14. Trade-offs worth saying out loud

Greedy match vs. batch match. Greedy is simpler, faster, and locally optimal. Batch with a 500ms dispatch window gives 5-15% better global ETA in dense areas. Ship greedy first. Add batched matching as a per-city experiment with a tunable window.

Why H3 and not geohash. Hexagonal neighbor uniformity matters when most matches are within 1-2 rings. Geohash neighbors have non-uniform distance, requiring more rings to cover the same physical radius. H3 also has compact/uncompact for multi-resolution queries.

Why a stateful Driver Gateway. The alternative (long-polling) costs 3-5x more bandwidth and battery. Stateful with sticky routing and a session table is correct here. “Stateless” is right for most services, but a WebSocket is a connection.

Why not Postgres for driver locations. 475,000 overwrite-in-place operations per second on a relational table is very painful. Redis handles this at under 1ms per operation. Location is “current truth, not historical truth.” Treating it as a cache, not a record, is the right model.

Why separate the Routing Service. Road-network ETA is CPU-intensive with a different scaling profile than matching. If Routing slows down during a sporting event, it degrades in isolation, not taking matching down with it.

15. Common mistakes

“Store driver locations in Postgres with a GiST index.” Fine for v1 at 500 drivers. Falls over at 25,000+ drivers with sustained writes. The strongest answers say “v1 uses PostGIS; here is the signal that tells us to switch.”

“Use haversine for scoring.” Acceptable as a pre-filter. As the primary score, it ignores the road network and ranks drivers on the wrong side of rivers or one-way streets. The Routing Service is a separate layer and the interview is checking whether you know that.

No state machine. A design that describes matching but never names ride states is incomplete. The state machine is where most production bugs and billing errors live.

Ignoring idempotency. Network retries on POST /rides cause duplicate rides and double charges. Idempotency keys are required, not optional. This is the single most common production incident in ride-sharing systems.

No mention of the hot-cell problem. Every city has an airport. Every stadium empties after a game.

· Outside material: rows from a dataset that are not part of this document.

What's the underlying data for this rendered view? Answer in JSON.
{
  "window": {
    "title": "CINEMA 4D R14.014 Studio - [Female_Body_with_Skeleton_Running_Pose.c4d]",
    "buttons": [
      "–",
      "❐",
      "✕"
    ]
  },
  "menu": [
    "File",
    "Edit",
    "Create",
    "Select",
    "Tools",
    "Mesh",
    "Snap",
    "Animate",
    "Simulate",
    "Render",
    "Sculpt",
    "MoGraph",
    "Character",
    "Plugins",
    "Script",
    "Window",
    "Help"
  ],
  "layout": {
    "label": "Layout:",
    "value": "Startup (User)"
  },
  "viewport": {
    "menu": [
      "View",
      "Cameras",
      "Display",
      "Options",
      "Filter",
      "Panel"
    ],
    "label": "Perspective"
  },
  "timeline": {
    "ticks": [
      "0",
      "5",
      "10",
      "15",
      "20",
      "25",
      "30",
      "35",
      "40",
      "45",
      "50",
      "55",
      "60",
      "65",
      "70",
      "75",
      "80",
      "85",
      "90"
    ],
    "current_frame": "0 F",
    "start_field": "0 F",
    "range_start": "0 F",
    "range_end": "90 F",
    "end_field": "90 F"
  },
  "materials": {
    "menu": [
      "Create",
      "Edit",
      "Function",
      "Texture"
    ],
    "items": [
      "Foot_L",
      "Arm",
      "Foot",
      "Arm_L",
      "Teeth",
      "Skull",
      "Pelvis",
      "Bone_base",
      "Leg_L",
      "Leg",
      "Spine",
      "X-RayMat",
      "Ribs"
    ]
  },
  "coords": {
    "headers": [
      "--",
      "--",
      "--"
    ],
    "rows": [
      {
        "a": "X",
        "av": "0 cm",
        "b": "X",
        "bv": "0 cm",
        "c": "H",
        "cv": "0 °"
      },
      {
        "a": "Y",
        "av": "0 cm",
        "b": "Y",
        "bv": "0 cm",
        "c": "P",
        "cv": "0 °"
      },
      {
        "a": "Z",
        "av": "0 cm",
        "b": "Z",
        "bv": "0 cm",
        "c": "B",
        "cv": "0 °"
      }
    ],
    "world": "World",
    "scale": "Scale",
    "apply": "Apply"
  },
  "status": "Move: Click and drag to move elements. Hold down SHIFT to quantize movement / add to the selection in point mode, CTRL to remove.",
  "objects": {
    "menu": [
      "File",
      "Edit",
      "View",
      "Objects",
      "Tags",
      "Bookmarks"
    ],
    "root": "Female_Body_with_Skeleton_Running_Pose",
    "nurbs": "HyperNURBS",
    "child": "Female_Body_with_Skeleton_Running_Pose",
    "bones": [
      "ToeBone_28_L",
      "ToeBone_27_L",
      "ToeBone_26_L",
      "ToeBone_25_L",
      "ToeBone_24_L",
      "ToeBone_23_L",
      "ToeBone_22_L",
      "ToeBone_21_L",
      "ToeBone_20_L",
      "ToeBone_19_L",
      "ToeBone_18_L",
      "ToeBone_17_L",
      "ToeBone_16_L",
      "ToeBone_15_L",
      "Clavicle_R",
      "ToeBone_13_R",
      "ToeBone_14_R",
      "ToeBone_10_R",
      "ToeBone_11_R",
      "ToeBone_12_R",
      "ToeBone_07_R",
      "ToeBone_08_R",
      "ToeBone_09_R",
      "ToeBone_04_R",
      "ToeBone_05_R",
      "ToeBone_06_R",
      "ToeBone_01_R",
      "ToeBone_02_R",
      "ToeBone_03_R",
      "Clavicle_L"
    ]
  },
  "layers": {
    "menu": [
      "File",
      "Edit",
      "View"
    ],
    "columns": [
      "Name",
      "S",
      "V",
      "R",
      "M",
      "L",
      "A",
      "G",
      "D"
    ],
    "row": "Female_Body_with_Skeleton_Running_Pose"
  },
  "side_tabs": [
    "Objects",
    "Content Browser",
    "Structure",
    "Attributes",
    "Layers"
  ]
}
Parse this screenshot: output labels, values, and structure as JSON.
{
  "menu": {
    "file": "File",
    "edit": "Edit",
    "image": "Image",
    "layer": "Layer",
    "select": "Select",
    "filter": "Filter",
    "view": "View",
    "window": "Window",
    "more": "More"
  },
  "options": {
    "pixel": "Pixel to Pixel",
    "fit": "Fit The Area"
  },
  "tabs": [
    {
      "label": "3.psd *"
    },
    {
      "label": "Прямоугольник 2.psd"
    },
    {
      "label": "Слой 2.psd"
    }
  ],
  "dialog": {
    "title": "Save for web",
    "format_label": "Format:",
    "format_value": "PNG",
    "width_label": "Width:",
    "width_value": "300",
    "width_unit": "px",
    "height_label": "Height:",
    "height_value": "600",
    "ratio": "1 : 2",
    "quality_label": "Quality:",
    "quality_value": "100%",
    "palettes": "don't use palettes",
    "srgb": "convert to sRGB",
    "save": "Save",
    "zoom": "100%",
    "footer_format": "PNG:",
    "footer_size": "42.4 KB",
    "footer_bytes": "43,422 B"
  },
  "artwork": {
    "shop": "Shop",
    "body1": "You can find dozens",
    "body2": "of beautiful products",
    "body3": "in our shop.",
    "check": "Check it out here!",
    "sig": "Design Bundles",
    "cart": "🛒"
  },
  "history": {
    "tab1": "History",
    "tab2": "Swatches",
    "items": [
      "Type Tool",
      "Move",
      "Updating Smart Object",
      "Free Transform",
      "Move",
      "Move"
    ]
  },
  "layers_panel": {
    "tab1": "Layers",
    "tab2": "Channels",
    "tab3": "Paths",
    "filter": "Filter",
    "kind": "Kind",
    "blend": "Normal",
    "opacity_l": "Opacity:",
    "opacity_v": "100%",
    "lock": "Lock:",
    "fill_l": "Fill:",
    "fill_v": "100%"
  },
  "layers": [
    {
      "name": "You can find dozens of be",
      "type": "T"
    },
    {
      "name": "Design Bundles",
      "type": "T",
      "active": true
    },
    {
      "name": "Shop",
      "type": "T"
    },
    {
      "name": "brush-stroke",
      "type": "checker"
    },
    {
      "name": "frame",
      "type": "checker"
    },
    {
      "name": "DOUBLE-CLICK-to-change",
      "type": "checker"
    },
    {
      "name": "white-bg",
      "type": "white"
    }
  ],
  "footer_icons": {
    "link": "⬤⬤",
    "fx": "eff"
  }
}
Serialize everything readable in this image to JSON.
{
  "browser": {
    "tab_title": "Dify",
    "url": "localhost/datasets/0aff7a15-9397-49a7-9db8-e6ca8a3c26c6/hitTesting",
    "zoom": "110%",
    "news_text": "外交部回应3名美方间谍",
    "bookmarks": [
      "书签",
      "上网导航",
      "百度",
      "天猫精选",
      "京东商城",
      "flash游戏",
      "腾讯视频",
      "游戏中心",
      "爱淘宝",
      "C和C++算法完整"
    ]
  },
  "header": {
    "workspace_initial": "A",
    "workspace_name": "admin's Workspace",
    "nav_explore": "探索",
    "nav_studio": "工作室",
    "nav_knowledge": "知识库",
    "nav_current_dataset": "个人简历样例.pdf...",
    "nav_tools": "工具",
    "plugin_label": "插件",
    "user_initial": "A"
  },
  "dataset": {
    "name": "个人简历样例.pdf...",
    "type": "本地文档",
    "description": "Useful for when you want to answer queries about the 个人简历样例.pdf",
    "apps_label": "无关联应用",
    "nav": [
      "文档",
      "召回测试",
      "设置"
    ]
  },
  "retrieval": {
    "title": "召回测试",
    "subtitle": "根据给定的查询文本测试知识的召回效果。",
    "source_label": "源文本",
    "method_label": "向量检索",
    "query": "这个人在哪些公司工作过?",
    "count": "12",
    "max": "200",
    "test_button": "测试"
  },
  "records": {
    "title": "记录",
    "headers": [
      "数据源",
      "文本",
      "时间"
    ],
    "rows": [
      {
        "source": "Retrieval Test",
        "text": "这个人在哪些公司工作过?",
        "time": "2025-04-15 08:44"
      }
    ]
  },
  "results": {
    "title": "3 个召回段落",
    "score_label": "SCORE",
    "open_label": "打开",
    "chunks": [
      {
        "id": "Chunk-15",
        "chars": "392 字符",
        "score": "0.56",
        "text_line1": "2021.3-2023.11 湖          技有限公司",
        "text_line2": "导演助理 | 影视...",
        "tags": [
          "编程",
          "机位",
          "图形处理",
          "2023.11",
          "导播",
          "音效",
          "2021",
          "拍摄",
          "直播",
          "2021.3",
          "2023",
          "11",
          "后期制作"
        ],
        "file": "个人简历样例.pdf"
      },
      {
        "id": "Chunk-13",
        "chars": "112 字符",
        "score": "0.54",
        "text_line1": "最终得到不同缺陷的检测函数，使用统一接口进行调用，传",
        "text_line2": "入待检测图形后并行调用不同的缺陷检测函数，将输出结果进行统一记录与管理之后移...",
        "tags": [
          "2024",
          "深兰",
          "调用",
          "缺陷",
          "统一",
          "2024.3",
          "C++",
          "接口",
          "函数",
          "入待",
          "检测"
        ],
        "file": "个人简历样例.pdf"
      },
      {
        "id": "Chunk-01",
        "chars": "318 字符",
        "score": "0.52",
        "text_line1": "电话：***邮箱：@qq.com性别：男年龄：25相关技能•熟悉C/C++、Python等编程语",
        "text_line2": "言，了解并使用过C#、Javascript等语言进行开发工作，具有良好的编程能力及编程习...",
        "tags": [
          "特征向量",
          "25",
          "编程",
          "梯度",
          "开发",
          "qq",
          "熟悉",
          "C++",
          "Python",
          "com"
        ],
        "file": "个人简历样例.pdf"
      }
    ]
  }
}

If you cannot describe how to keep one Redis key alive under load, you are missing a real operational concern that Uber has published about publicly.

Treating Routing as a free function call. It is the heaviest dependency in the match path. Bounding its concurrency, timeout, and fallback is essential. Weak answers call Routing and never discuss what happens when it is slow.

Forgetting cancellation. Half the state machine is cancel paths. Happy-path only leaves the interviewer to infer the rest. Call out driver no-response, rider cancel, driver cancel, and system cancel explicitly.

Confusing match latency with acceptance latency. Matching takes under 200ms. Driver acceptance takes 3-15 seconds. The 2-second P99 SLO is for “from rider tap until the offer reaches the driver’s phone,” not “until the driver taps Accept.” Be explicit about which one you are measuring.

Over-engineering multi-region. Cities are independent. A globally distributed multi-master location index is not needed. Per-region, per-city sharding is correct. A NYC driver cannot pick up a Tokyo rider anyway.